Phillips: You caught two of the biggest bass on the third day of that tournament with a spinning rod. What lure were you using?

Hackney: I was using a wacky-rigged worm. My favorite finesse baits are the wacky worm, the shaky-head worm and a dropshot worm. I’m also learning how to fish the Ned Rig. Sometimes, I’ll even fish a hair jig, and I’ve just started using a nail weight in the head of my wacky-worm rig. You can’t survive in today’s tournament bass fishing if you’re not versatile. Every bass fisherman has his strengths, and like you’ve said earlier, I’m a power fisherman.
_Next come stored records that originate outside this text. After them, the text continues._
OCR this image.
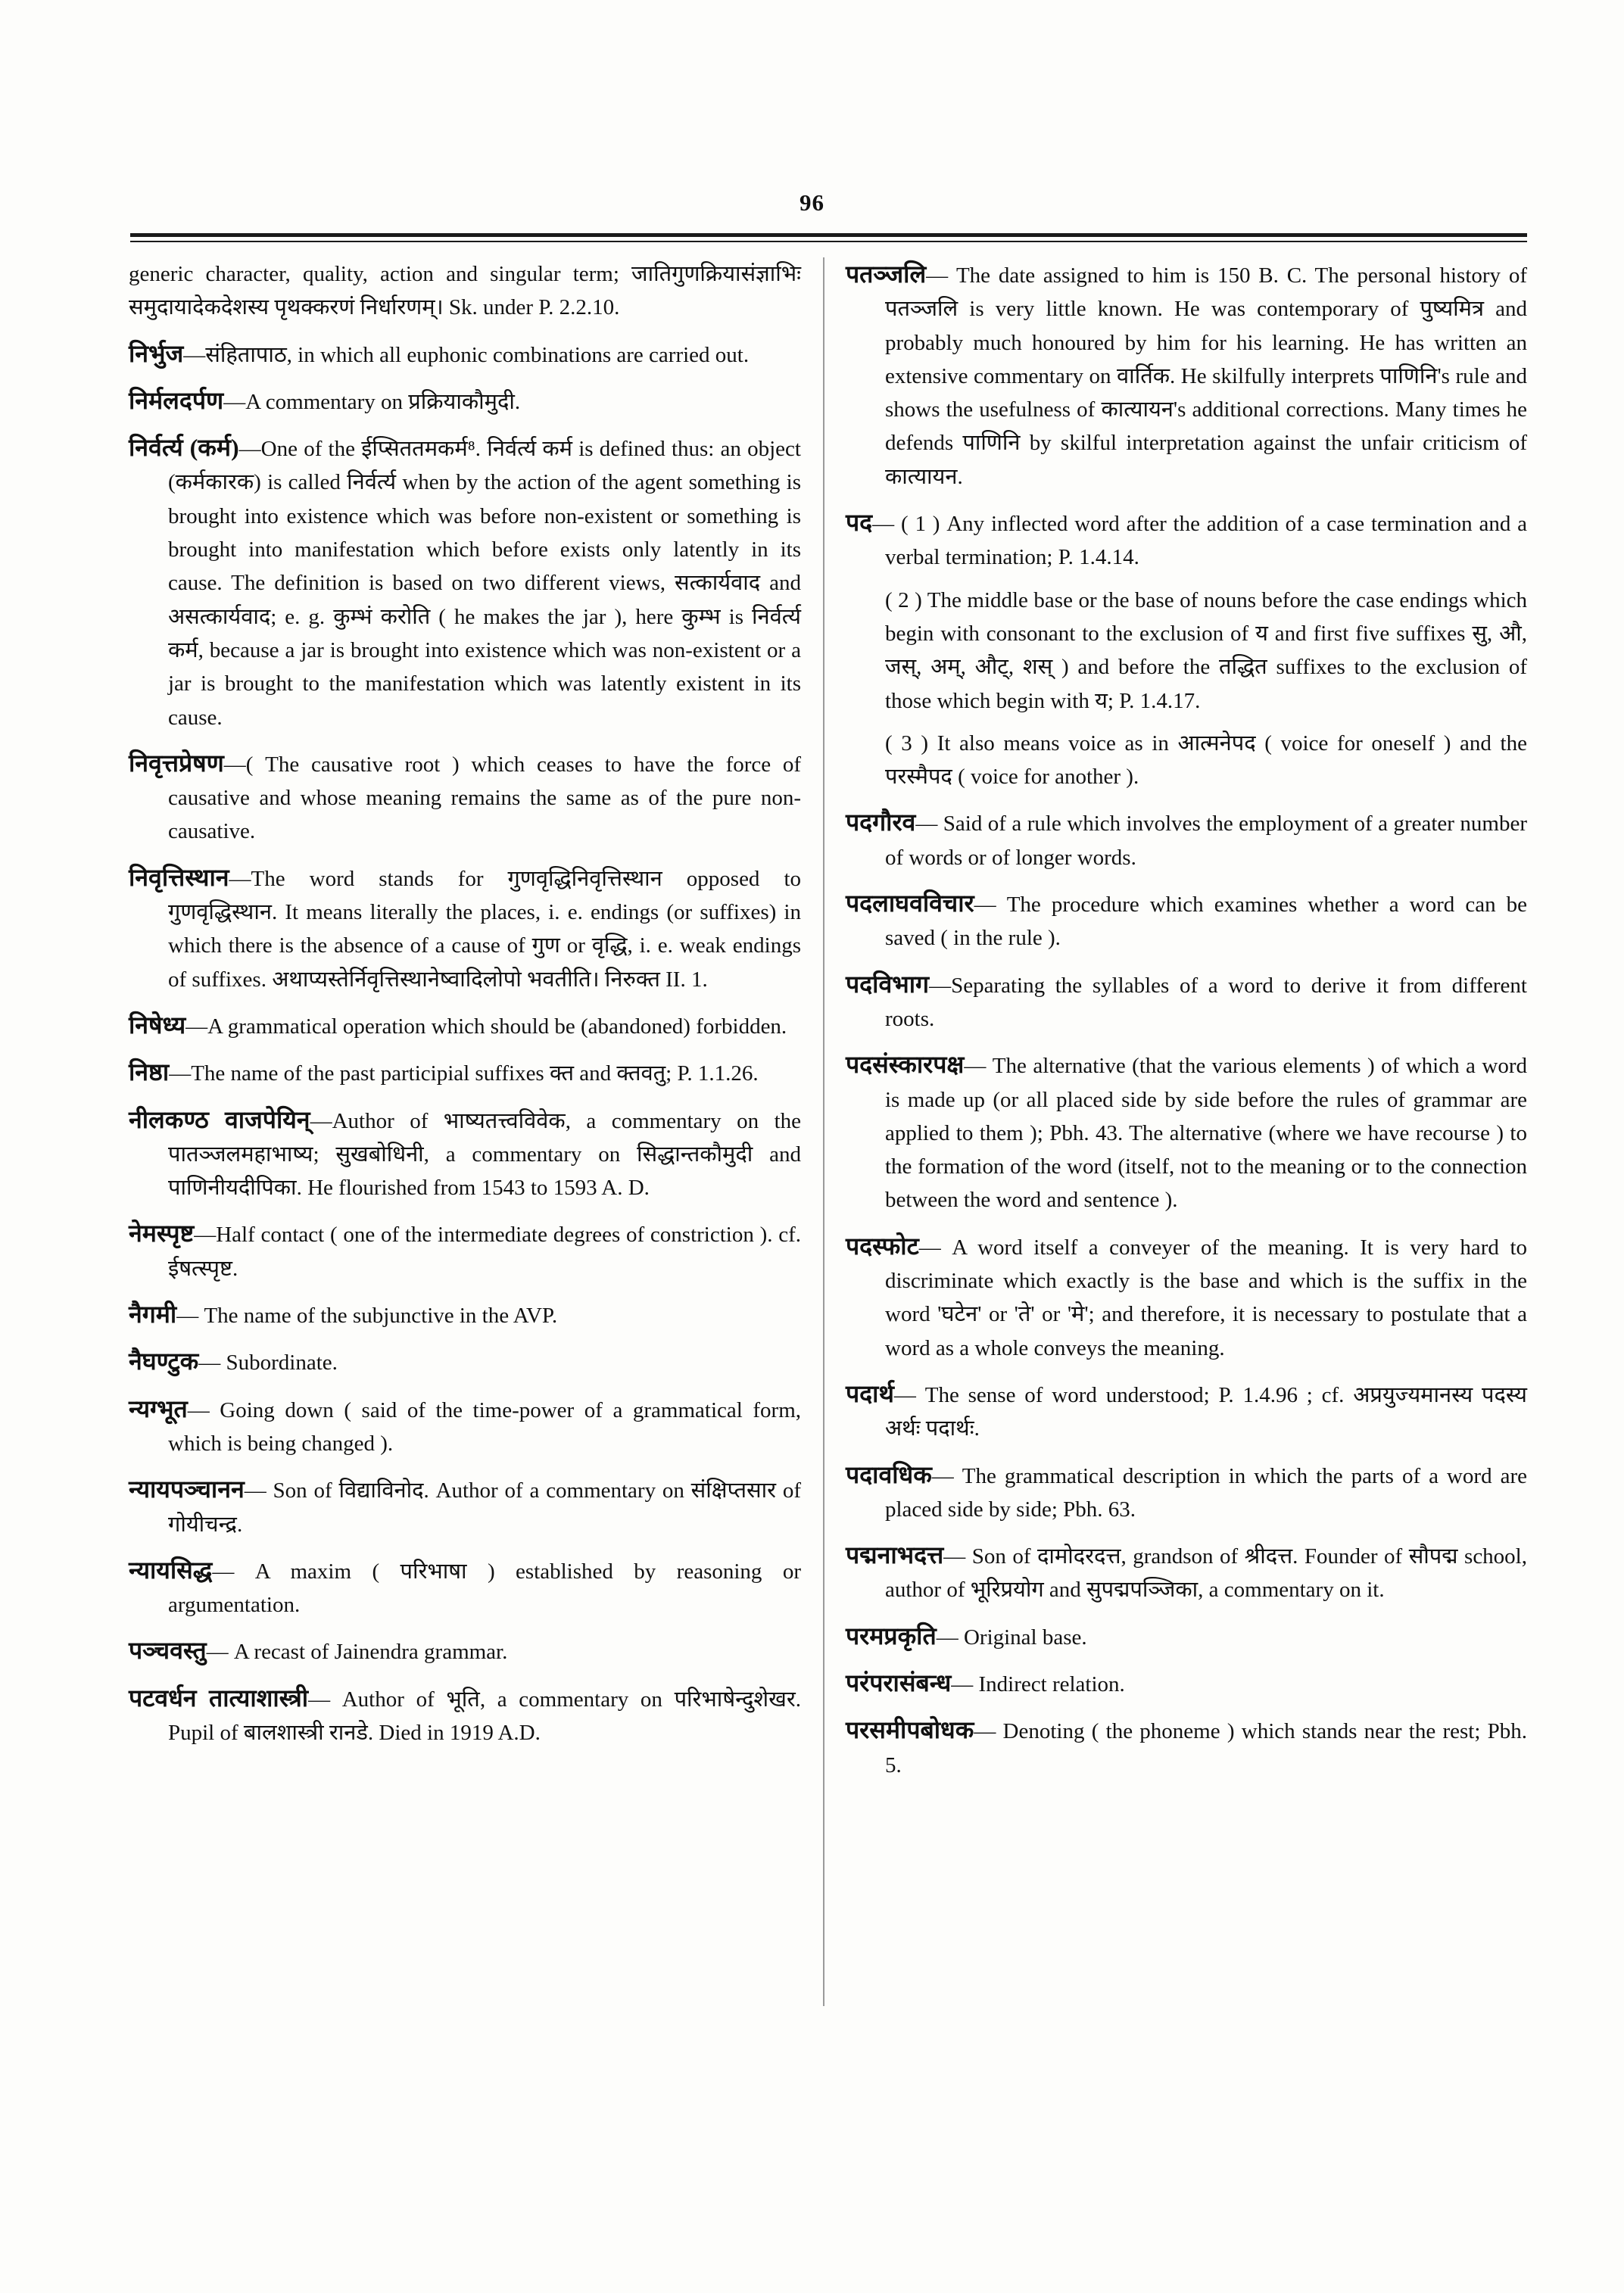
96

generic character, quality, action and singular term; जातिगुणक्रियासंज्ञाभिः समुदायादेकदेशस्य पृथक्करणं निर्धारणम्। Sk. under P. 2.2.10.

निर्भुज—संहितापाठ, in which all euphonic combinations are carried out.

निर्मलदर्पण—A commentary on प्रक्रियाकौमुदी.

निर्वर्त्य (कर्म)—One of the ईप्सिततमकर्म⁸. निर्वर्त्य कर्म is defined thus: an object (कर्मकारक) is called निर्वर्त्य when by the action of the agent something is brought into existence which was before non-existent or something is brought into manifestation which before exists only latently in its cause. The definition is based on two different views, सत्कार्यवाद and असत्कार्यवाद; e. g. कुम्भं करोति ( he makes the jar ), here कुम्भ is निर्वर्त्य कर्म, because a jar is brought into existence which was non-existent or a jar is brought to the manifestation which was latently existent in its cause.

निवृत्तप्रेषण—( The causative root ) which ceases to have the force of causative and whose meaning remains the same as of the pure non-causative.

निवृत्तिस्थान—The word stands for गुणवृद्धिनिवृत्तिस्थान opposed to गुणवृद्धिस्थान. It means literally the places, i. e. endings (or suffixes) in which there is the absence of a cause of गुण or वृद्धि, i. e. weak endings of suffixes. अथाप्यस्तेर्निवृत्तिस्थानेष्वादिलोपो भवतीति। निरुक्त II. 1.

निषेध्य—A grammatical operation which should be (abandoned) forbidden.

निष्ठा—The name of the past participial suffixes क्त and क्तवतु; P. 1.1.26.

नीलकण्ठ वाजपेयिन्—Author of भाष्यतत्त्वविवेक, a commentary on the पातञ्जलमहाभाष्य; सुखबोधिनी, a commentary on सिद्धान्तकौमुदी and पाणिनीयदीपिका. He flourished from 1543 to 1593 A. D.

नेमस्पृष्ट—Half contact ( one of the intermediate degrees of constriction ). cf. ईषत्स्पृष्ट.

नैगमी— The name of the subjunctive in the AVP.

नैघण्टुक— Subordinate.

न्यग्भूत— Going down ( said of the time-power of a grammatical form, which is being changed ).

न्यायपञ्चानन— Son of विद्याविनोद. Author of a commentary on संक्षिप्तसार of गोयीचन्द्र.

न्यायसिद्ध— A maxim ( परिभाषा ) established by reasoning or argumentation.

पञ्चवस्तु— A recast of Jainendra grammar.

पटवर्धन तात्याशास्त्री— Author of भूति, a commentary on परिभाषेन्दुशेखर. Pupil of बालशास्त्री रानडे. Died in 1919 A.D.

पतञ्जलि— The date assigned to him is 150 B. C. The personal history of पतञ्जलि is very little known. He was contemporary of पुष्यमित्र and probably much honoured by him for his learning. He has written an extensive commentary on वार्तिक. He skilfully interprets पाणिनि's rule and shows the usefulness of कात्यायन's additional corrections. Many times he defends पाणिनि by skilful interpretation against the unfair criticism of कात्यायन.

पद— ( 1 ) Any inflected word after the addition of a case termination and a verbal termination; P. 1.4.14.

( 2 ) The middle base or the base of nouns before the case endings which begin with consonant to the exclusion of य and first five suffixes सु, औ, जस्, अम्, औट्, शस् ) and before the तद्धित suffixes to the exclusion of those which begin with य; P. 1.4.17.

( 3 ) It also means voice as in आत्मनेपद ( voice for oneself ) and the परस्मैपद ( voice for another ).

पदगौरव— Said of a rule which involves the employment of a greater number of words or of longer words.

पदलाघवविचार— The procedure which examines whether a word can be saved ( in the rule ).

पदविभाग—Separating the syllables of a word to derive it from different roots.

पदसंस्कारपक्ष— The alternative (that the various elements ) of which a word is made up (or all placed side by side before the rules of grammar are applied to them ); Pbh. 43. The alternative (where we have recourse ) to the formation of the word (itself, not to the meaning or to the connection between the word and sentence ).

पदस्फोट— A word itself a conveyer of the meaning. It is very hard to discriminate which exactly is the base and which is the suffix in the word 'घटेन' or 'ते' or 'मे'; and therefore, it is necessary to postulate that a word as a whole conveys the meaning.

पदार्थ— The sense of word understood; P. 1.4.96 ; cf. अप्रयुज्यमानस्य पदस्य अर्थः पदार्थः.

पदावधिक— The grammatical description in which the parts of a word are placed side by side; Pbh. 63.

पद्मनाभदत्त— Son of दामोदरदत्त, grandson of श्रीदत्त. Founder of सौपद्म school, author of भूरिप्रयोग and सुपद्मपञ्जिका, a commentary on it.

परमप्रकृति— Original base.

परंपरासंबन्ध— Indirect relation.

परसमीपबोधक— Denoting ( the phoneme ) which stands near the rest; Pbh. 5.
However, in today’s bass-fishing world, you don’t have to be great at every tactic or use every lure on the market, but you do have to be good at each style of fishing with every lure that’s on the market. The pros who continue to cash checks at every tournament are good at every form of bass fishing. They may be better with a spinning rod than they are with a flipping stick, but they’ll still be good with a flipping stick and catch bass with it.